Wednesday Report: part 2 – Dinner
Dinner (decided upon by my company) was had in a section of town mostly to the west of the Sear’s Tower called Greektown. While I don’t know too much about the area in general, I can attest that I saw a number of different Greek restaurants (or at the very least, restaurants with greek-sounding names) while on the way to the restaurant selected by my hosts, Robitys. I was told this was pronounced row-bee-teas. Several in the group had been to this place before, and were excited about being there.
I was struck early on at the way they served wine – in little glasses that I’d have called juice glasses in any other setting. I don’t drink, but most other people in attendance had some dry red wine as a starter. Our waiter (I saw only male wait staff during my entire time there) also brough out baskets of thickly sliced sesame-seeded bread, which I though was quite good. On the other hand, given that this was a greek place, I was expecting some sort of olive oil based accompaniment but we were served your basic butter and margarine instead. Odd.
Most of those who had been there before were clamoring for something called ‘saganaki’, which sounded japanese to me, but of course wasn’t (found some references to it later on the net, such as http://graphics.stanford.edu/~tolis/recipes/saganaki.html). This was more or less presented exactly as shown in the referenced picture, plain and unadorned, with the big ‘sell’ being that the waiter pours some kind of liquor on top of it and then lights (flames) it at tableside. It tasted a lot like an asiago with a mozzerrela texture albeit a lot saltier.

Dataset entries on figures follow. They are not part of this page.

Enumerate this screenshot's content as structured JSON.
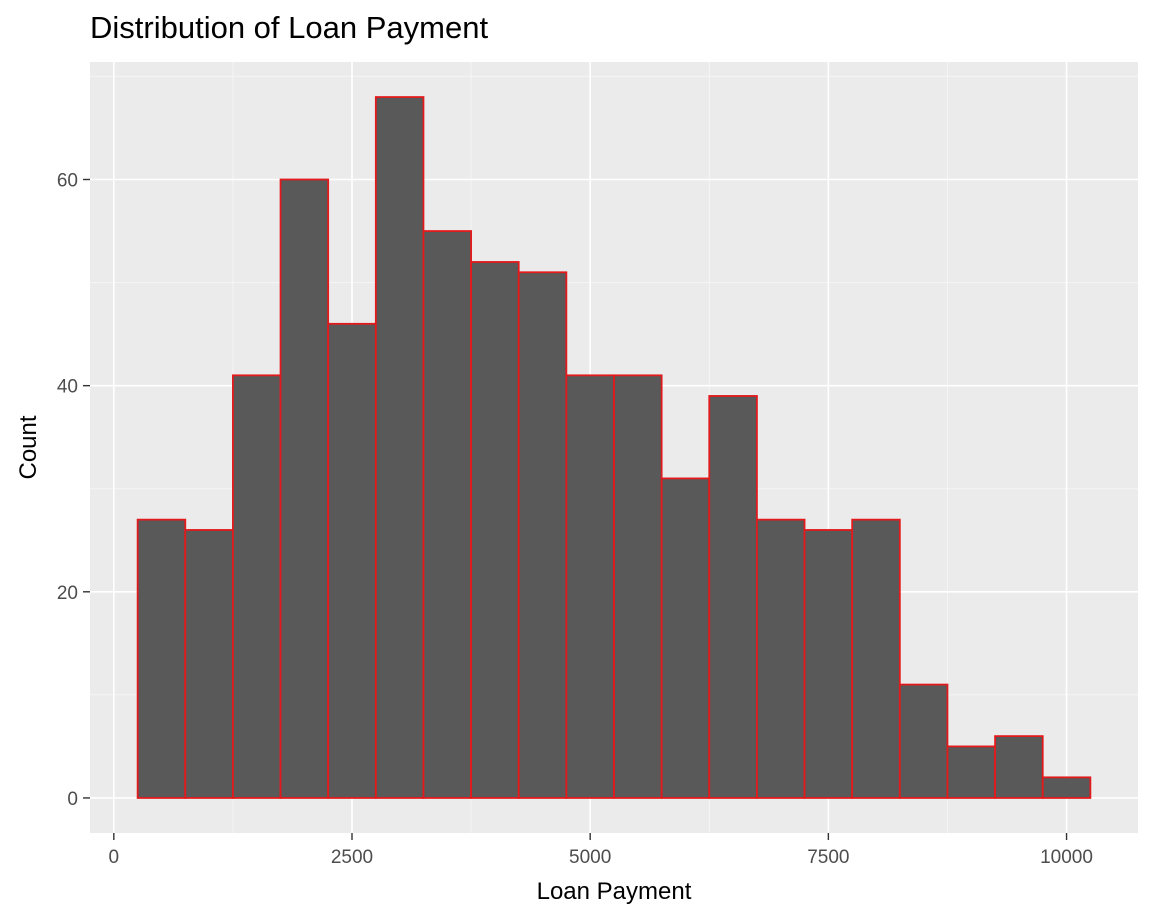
{
  "chart_data": {
    "type": "bar",
    "title": "Distribution of Loan Payment",
    "xlabel": "Loan Payment",
    "ylabel": "Count",
    "bin_width": 500,
    "bins": [
      {
        "x0": 250,
        "x1": 750,
        "count": 27
      },
      {
        "x0": 750,
        "x1": 1250,
        "count": 26
      },
      {
        "x0": 1250,
        "x1": 1750,
        "count": 41
      },
      {
        "x0": 1750,
        "x1": 2250,
        "count": 60
      },
      {
        "x0": 2250,
        "x1": 2750,
        "count": 46
      },
      {
        "x0": 2750,
        "x1": 3250,
        "count": 68
      },
      {
        "x0": 3250,
        "x1": 3750,
        "count": 55
      },
      {
        "x0": 3750,
        "x1": 4250,
        "count": 52
      },
      {
        "x0": 4250,
        "x1": 4750,
        "count": 51
      },
      {
        "x0": 4750,
        "x1": 5250,
        "count": 41
      },
      {
        "x0": 5250,
        "x1": 5750,
        "count": 41
      },
      {
        "x0": 5750,
        "x1": 6250,
        "count": 31
      },
      {
        "x0": 6250,
        "x1": 6750,
        "count": 39
      },
      {
        "x0": 6750,
        "x1": 7250,
        "count": 27
      },
      {
        "x0": 7250,
        "x1": 7750,
        "count": 26
      },
      {
        "x0": 7750,
        "x1": 8250,
        "count": 27
      },
      {
        "x0": 8250,
        "x1": 8750,
        "count": 11
      },
      {
        "x0": 8750,
        "x1": 9250,
        "count": 5
      },
      {
        "x0": 9250,
        "x1": 9750,
        "count": 6
      },
      {
        "x0": 9750,
        "x1": 10250,
        "count": 2
      }
    ],
    "xlim": [
      -250,
      10750
    ],
    "ylim": [
      -3.4,
      71.4
    ],
    "xticks": [
      0,
      2500,
      5000,
      7500,
      10000
    ],
    "xtick_labels": [
      "0",
      "2500",
      "5000",
      "7500",
      "10000"
    ],
    "yticks": [
      0,
      20,
      40,
      60
    ],
    "ytick_labels": [
      "0",
      "20",
      "40",
      "60"
    ],
    "x_minor_ticks": [
      1250,
      3750,
      6250,
      8750
    ],
    "y_minor_ticks": [
      10,
      30,
      50,
      70
    ],
    "grid": true,
    "colors": {
      "bar_fill": "#595959",
      "bar_outline": "#e31a1c",
      "panel_background": "#ebebeb",
      "grid_major": "#ffffff",
      "grid_minor": "#f5f5f5",
      "tick_text": "#4d4d4d",
      "tick_mark": "#333333"
    }
  }
}
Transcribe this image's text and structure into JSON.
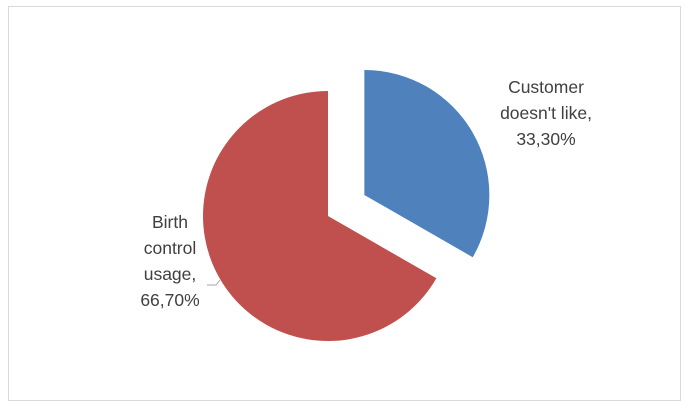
{
  "chart_data": {
    "type": "pie",
    "title": "",
    "slices": [
      {
        "name": "Customer doesn't like",
        "value": 33.3,
        "percent_label": "33,30%",
        "color": "#4f81bd",
        "exploded": true,
        "label_lines": [
          "Customer",
          "doesn't like,",
          "33,30%"
        ]
      },
      {
        "name": "Birth control usage",
        "value": 66.7,
        "percent_label": "66,70%",
        "color": "#c0504d",
        "exploded": false,
        "label_lines": [
          "Birth",
          "control",
          "usage,",
          "66,70%"
        ]
      }
    ],
    "legend": "none"
  }
}
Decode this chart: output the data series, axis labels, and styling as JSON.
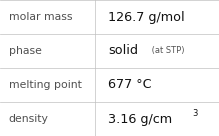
{
  "rows": [
    {
      "label": "molar mass",
      "value": "126.7 g/mol",
      "type": "plain"
    },
    {
      "label": "phase",
      "value": "solid",
      "type": "suffix",
      "suffix": " (at STP)"
    },
    {
      "label": "melting point",
      "value": "677 °C",
      "type": "plain"
    },
    {
      "label": "density",
      "value": "3.16 g/cm",
      "type": "super",
      "superscript": "3"
    }
  ],
  "col_split": 0.435,
  "background_color": "#ffffff",
  "border_color": "#c0c0c0",
  "label_fontsize": 7.8,
  "value_fontsize": 9.2,
  "suffix_fontsize": 6.0,
  "super_fontsize": 6.0,
  "label_color": "#505050",
  "value_color": "#111111",
  "suffix_color": "#555555",
  "figsize": [
    2.19,
    1.36
  ],
  "dpi": 100
}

I have to admit it was pretty good, but kinda of expensive for the small amount of cheese provided for the price.
The dozen and a half or so employees of my company ordered a variety of dishes, and some sharing around the table, but since I’m a new employee I stuck to my chicken kebab and rice, which was unfortunate because both were overcooked and dry. I saw a lot of lamb being ordered, and wished I had been a bit more adventurous and ordered some of that.
Deserts were great. Several people ordered baklava, and since I don’t like nuts I ordered a custard and honey concoction served on filo that was excellent. Almost everyone at the table had a small serving of ouzo, served in cognac-style glasses, which everyone toasted with. Being a non drinker mostly, I toasted with my water glass. Later, mine was the only credit card that didn’t work, and this was blamed by all assembled on my not partaking in the ouzo :-).